Должно быть, вся причина в подковах. Британцам и разным прочим детям бессердечного чистогана, им ведь что нужно? Спрос как гарантия роялтиз. Для этого все должно быть динамично и увлекательно: и слова, и пули, и любовь, и кровь. Русский интеллигент по природе своей динамики чужд и деньгами не озабочен: ему самовыражение дороже. Оттого подковы у тамбовского умельца вышли одна другой тяжелее и все с отрицательным префиксом «а-». Анемичный сюжет. Аморфная композиция. Аномальное многословие. Абулия персонажей, в конце концов.

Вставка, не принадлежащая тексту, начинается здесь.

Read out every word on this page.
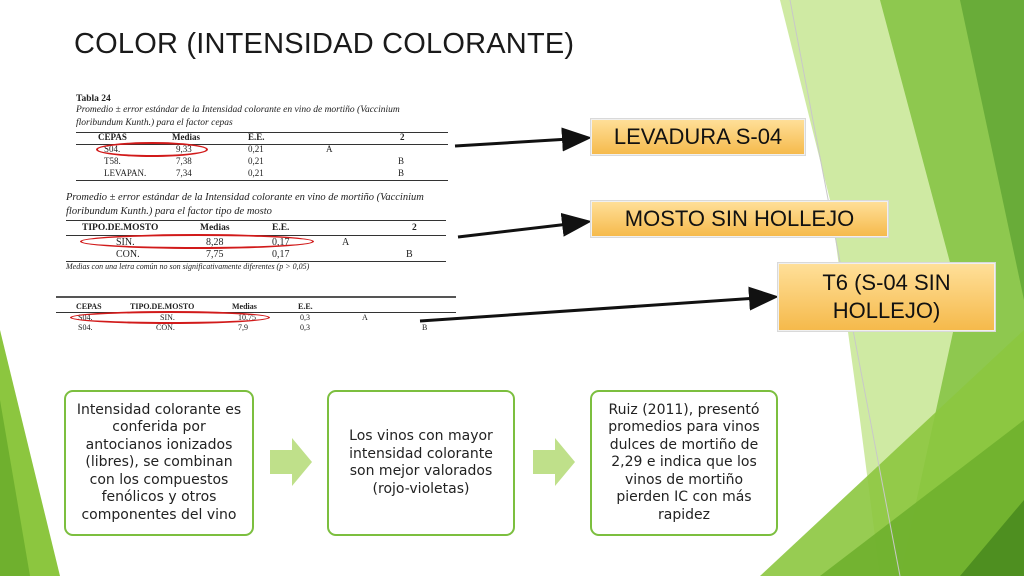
COLOR (INTENSIDAD COLORANTE)
Tabla 24
Promedio ± error estándar de la Intensidad colorante en vino de mortiño (Vaccinium floribundum Kunth.) para el factor cepas
CEPAS	Medias	E.E.	2
S04.	9,33	0,21	A
T58.	7,38	0,21	B
LEVAPAN.	7,34	0,21	B
Promedio ± error estándar de la Intensidad colorante en vino de mortiño (Vaccinium floribundum Kunth.) para el factor tipo de mosto
TIPO.DE.MOSTO	Medias	E.E.	2
SIN.	8,28	0,17	A
CON.	7,75	0,17	B
Medias con una letra común no son significativamente diferentes (p > 0,05)
CEPAS	TIPO.DE.MOSTO	Medias	E.E.
S04.	SIN.	10,75	0,3	A
S04.	CON.	7,9	0,3	B
LEVADURA S-04
MOSTO SIN HOLLEJO
T6 (S-04 SIN HOLLEJO)
Intensidad colorante es conferida por antocianos ionizados (libres), se combinan con los compuestos fenólicos y otros componentes del vino
Los vinos con mayor intensidad colorante son mejor valorados (rojo-violetas)
Ruiz (2011), presentó promedios para vinos dulces de mortiño de 2,29 e indica que los vinos de mortiño pierden IC con más rapidez
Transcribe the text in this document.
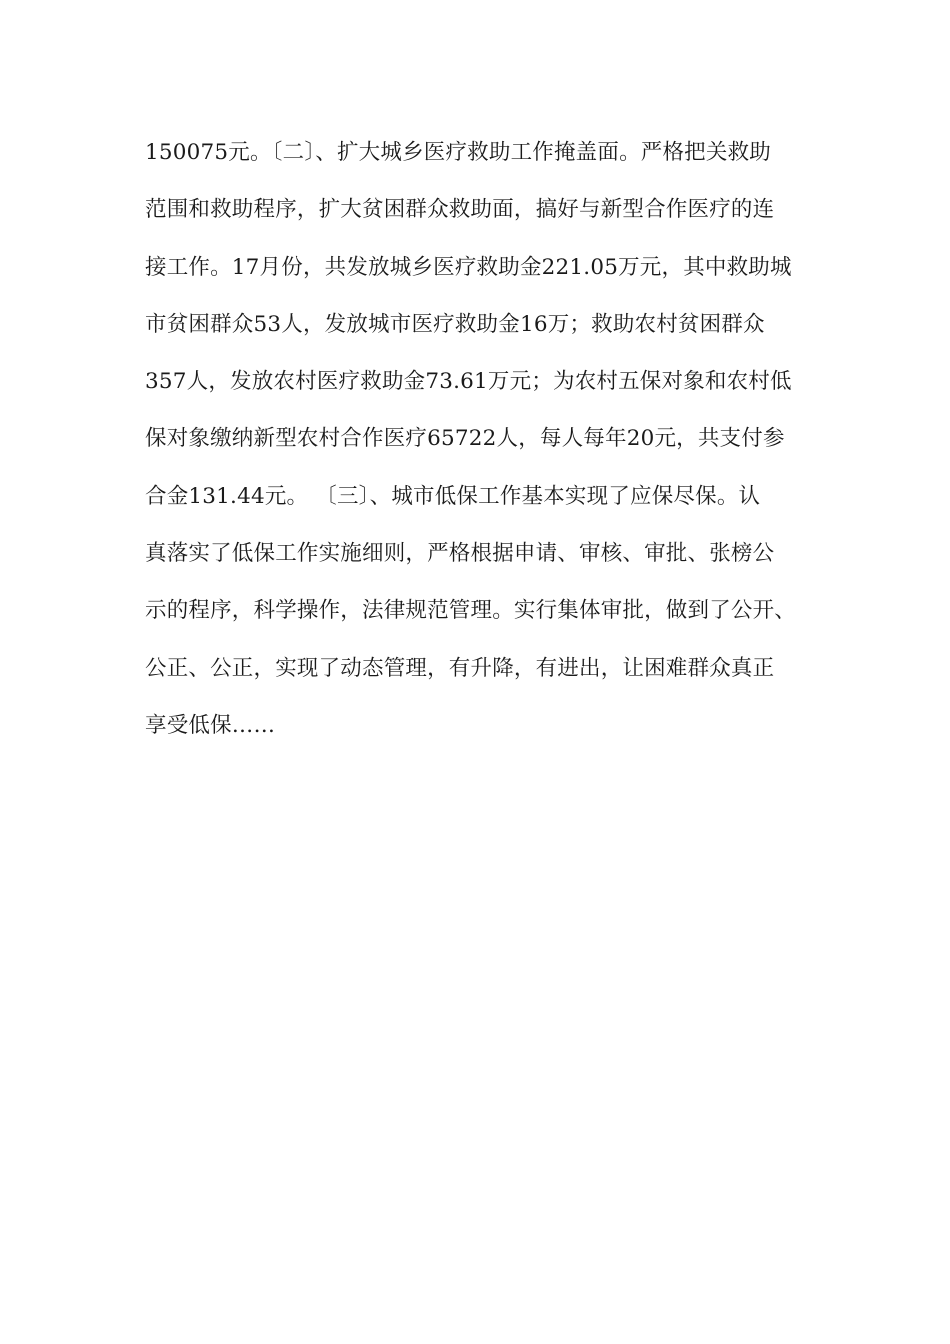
150075元。〔二〕、扩大城乡医疗救助工作掩盖面。严格把关救助
范围和救助程序，扩大贫困群众救助面，搞好与新型合作医疗的连
接工作。17月份，共发放城乡医疗救助金221.05万元，其中救助城
市贫困群众53人，发放城市医疗救助金16万；救助农村贫困群众
357人，发放农村医疗救助金73.61万元；为农村五保对象和农村低
保对象缴纳新型农村合作医疗65722人，每人每年20元，共支付参
合金131.44元。 〔三〕、城市低保工作基本实现了应保尽保。认
真落实了低保工作实施细则，严格根据申请、审核、审批、张榜公
示的程序，科学操作，法律规范管理。实行集体审批，做到了公开、
公正、公正，实现了动态管理，有升降，有进出，让困难群众真正
享受低保……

А может, причина в том, что нарушен естественный порядок вещей. Канон первичен, пародия вторична. Но у советских собственная гордость. Трансгрессия в СССР возникла именно в пародийном изводе. Надеюсь, не забыли: «Маленький Вася приехал в “Артек”, / Ночью в палату проник гомосек…» При таком раскладе как ни трудись, а результатом будет унылый и уродливый шарж.

А еще может статься… Да что проку теоретизировать? Давайте я вам про книжку расскажу, а дальше вы сами решите.

«Echo», подобно древнегреческому дому, делится на две половины – мужскую и женскую. Обитатели мужской половины самозабвенно жрут самогон, чувихи развлекаются с крупнокалиберным страпоном. И кабы только они. И кабы только со страпоном. Вместить шесть с половиной авторских листов «Echo» попросту невозможно: есть более гуманные способы самоистязания.

Дело даже не в брезгливости, – рвотный рефлекс у нашего читателя давным-давно атрофировался. Дело в том, что написана книжка скверно и скучно. Вместо действия здесь вялотекущая попойка с претензией на неподражательную странность (пляски в чем мать родила). Вместо характеров – девиации. Вместо языка – жеманное юродство («Репинка-экзотическая-экзальтированная-маракуйя умеет при случае эвфеминистически профеминистически выражаться»). Вместо эмоций – карамазовские слюни пузырями. И полный комплект трэшевых штампов. Тупые ублюдки родители. Икона, занавешенная рваными трусами. Копеечный эпатаж так приелся, что даже не раздражает, – проскальзывает мимо, не оставляя по себе ничего.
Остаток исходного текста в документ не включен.